Entramos los tres en la pensión. Unos pocos escalones llevaban a la puerta principal, que se abría a un pasillo comunitario sin alfombras, con poca luz y un pequeño despacho a un lado. Había un anciano sentado allí, en una silla de madera, medio dormido, pero se espabiló cuando nos vio.

—Dios les bendiga, caballeros —dijo con voz temblorosa—. Les podemos ofrecer buenas camas por cinco chelines la noche...

—No estamos aquí en busca de habitaciones —contestó Holmes—. Venimos buscando a un hombre que acaba de llegar de América. Tiene una cicatriz morada en una mejilla. Es un asunto de la más extrema urgencia, y si no quiere tener problemas con la ley, nos dirá dónde le podemos encontrar.

El limpiabotas no deseaba meterse en líos.

—Solo hay un americano aquí —dijo—. Se debe de referir usted al señor Harrison, de Nueva York.
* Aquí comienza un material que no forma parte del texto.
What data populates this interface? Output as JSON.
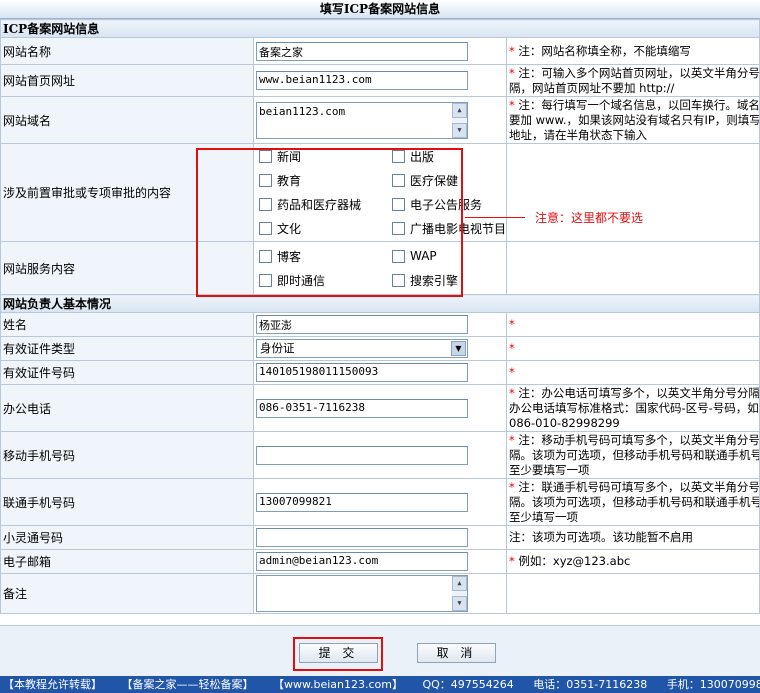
{
  "page_title": "填写ICP备案网站信息",
  "section_site": "ICP备案网站信息",
  "site_name": {
    "label": "网站名称",
    "value": "备案之家",
    "note": "* 注：网站名称填全称，不能填缩写"
  },
  "site_url": {
    "label": "网站首页网址",
    "value": "www.beian1123.com",
    "note_line1": "* 注：可输入多个网站首页网址，以英文半角分号分",
    "note_line2": "隔，网站首页网址不要加 http://"
  },
  "site_domain": {
    "label": "网站域名",
    "value": "beian1123.com",
    "note_line1": "* 注：每行填写一个域名信息，以回车换行。域名不",
    "note_line2": "要加 www.，如果该网站没有域名只有IP，则填写IP",
    "note_line3": "地址，请在半角状态下输入"
  },
  "approval": {
    "label": "涉及前置审批或专项审批的内容",
    "options": [
      "新闻",
      "出版",
      "教育",
      "医疗保健",
      "药品和医疗器械",
      "电子公告服务",
      "文化",
      "广播电影电视节目"
    ]
  },
  "service": {
    "label": "网站服务内容",
    "options": [
      "博客",
      "WAP",
      "即时通信",
      "搜索引擎"
    ]
  },
  "annotation": "注意：这里都不要选",
  "section_person": "网站负责人基本情况",
  "person_name": {
    "label": "姓名",
    "value": "杨亚澎",
    "note": "*"
  },
  "id_type": {
    "label": "有效证件类型",
    "value": "身份证",
    "note": "*"
  },
  "id_number": {
    "label": "有效证件号码",
    "value": "140105198011150093",
    "note": "*"
  },
  "office_phone": {
    "label": "办公电话",
    "value": "086-0351-7116238",
    "note_line1": "* 注：办公电话可填写多个，以英文半角分号分隔。",
    "note_line2": "办公电话填写标准格式：国家代码-区号-号码，如：",
    "note_line3": "086-010-82998299"
  },
  "mobile": {
    "label": "移动手机号码",
    "value": "",
    "note_line1": "* 注：移动手机号码可填写多个，以英文半角分号分",
    "note_line2": "隔。该项为可选项，但移动手机号码和联通手机号码",
    "note_line3": "至少要填写一项"
  },
  "unicom": {
    "label": "联通手机号码",
    "value": "13007099821",
    "note_line1": "* 注：联通手机号码可填写多个，以英文半角分号分",
    "note_line2": "隔。该项为可选项，但移动手机号码和联通手机号码",
    "note_line3": "至少填写一项"
  },
  "phs": {
    "label": "小灵通号码",
    "value": "",
    "note": "注：该项为可选项。该功能暂不启用"
  },
  "email": {
    "label": "电子邮箱",
    "value": "admin@beian123.com",
    "note": "* 例如：xyz@123.abc"
  },
  "remark": {
    "label": "备注",
    "value": ""
  },
  "submit_label": "提 交",
  "cancel_label": "取 消",
  "footer": [
    "【本教程允许转载】",
    "【备案之家——轻松备案】",
    "【www.beian123.com】",
    "QQ：497554264",
    "电话：0351-7116238",
    "手机：13007099821"
  ],
  "colors": {
    "accent_red": "#e01010",
    "footer_bg": "#2055a8",
    "label_bg": "#eff5fb"
  }
}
Tiene la habitación al final del pasillo de este piso. Vino hace un rato y debe de estar dormido, pues no he oído ningún ruido.

—¿Número de la habitación? —exigió Holmes.

—La número seis.

Nos pusimos en marcha, por un pasillo con las puertas tan juntas que las habitaciones que había detrás debían ser poco más que armarios y lámparas de gas con la luz tan tenue que teníamos que adivinar el camino en la oscuridad. La número seis estaba al final. Holmes levantó el puño para llamar, pero dio un paso atrás y un grito ahogado se escapó de su boca. Bajé la mirada y vi un reflejo líquido, casi negro en esa media luz, deslizándose en ondas desde el otro lado de la puerta y formando un pequeño charco en el rodapié. Oí que Carstairs gritaba y le vi retroceder, tapándose los ojos con las manos. El limpiabotas nos observaba desde el otro lado del pasillo. Fue como si se esperara el horror que estaba a punto de destaparse.

Holmes probó la puerta. No se abría. Sin decir una palabra, la embistió con el hombro y el endeble cerrojo se rompió por completo. Dejando a Carstairs en el pasillo, entramos los dos y vimos que el delito, que yo había considerado de poca importancia, había empeorado. La ventana estaba abierta. La habitación había sido saqueada. Y el hombre al que perseguíamos, encogido con una navaja clavada en un lado del cuello.

CINCO

LESTRADE SE HACE CARGO

Hace poco vi por última vez a George Lestrade. Nunca se recuperó por completo de la herida de bala que había sufrido mientras investigaba los extraños asesinatos que se conocieron en el imaginario popular como los Asesinatos de Clerkenwell, aunque uno de ellos había sucedido en la vecina Hoxton y otro resultó ser un suicidio. Por supuesto, él ya se había retirado del cuerpo de policía, pero tuvo la amabilidad de venir a visitarme a la casa a la que me acababa de mudar y pasamos la tarde juntos, recordando. Mis lectores no se sorprenderán demasiado si les digo que Sherlock Holmes fue el tema que ocupó gran parte de nuestro diálogo, y sentí la necesidad de disculparme con Lestrade por dos cosas. La primera es que nunca le había descrito en los términos más favorecedores. Las frases «cara de rata» y «como un hurón» se me vinieron a la mente. Bueno, era poco amable, pero al menos preciso, pues el mismo Lestrade había bromeado una vez con que la caprichosa madre naturaleza le había dado la cara de un criminal más que la de un agente de policía y que, después de todo, se podría haber convertido en un hombre más rico si hubiera escogido esa otra profesión. Holmes también solía comentar que su propia destreza, sobre todo para burlar cerrojos y para las falsificaciones, le podría haber reportado éxito tanto de criminal como de detective, y es divertido pensar que, en otro mundo, los dos hombres hubieran podido trabajar juntos en el otro lado de la ley.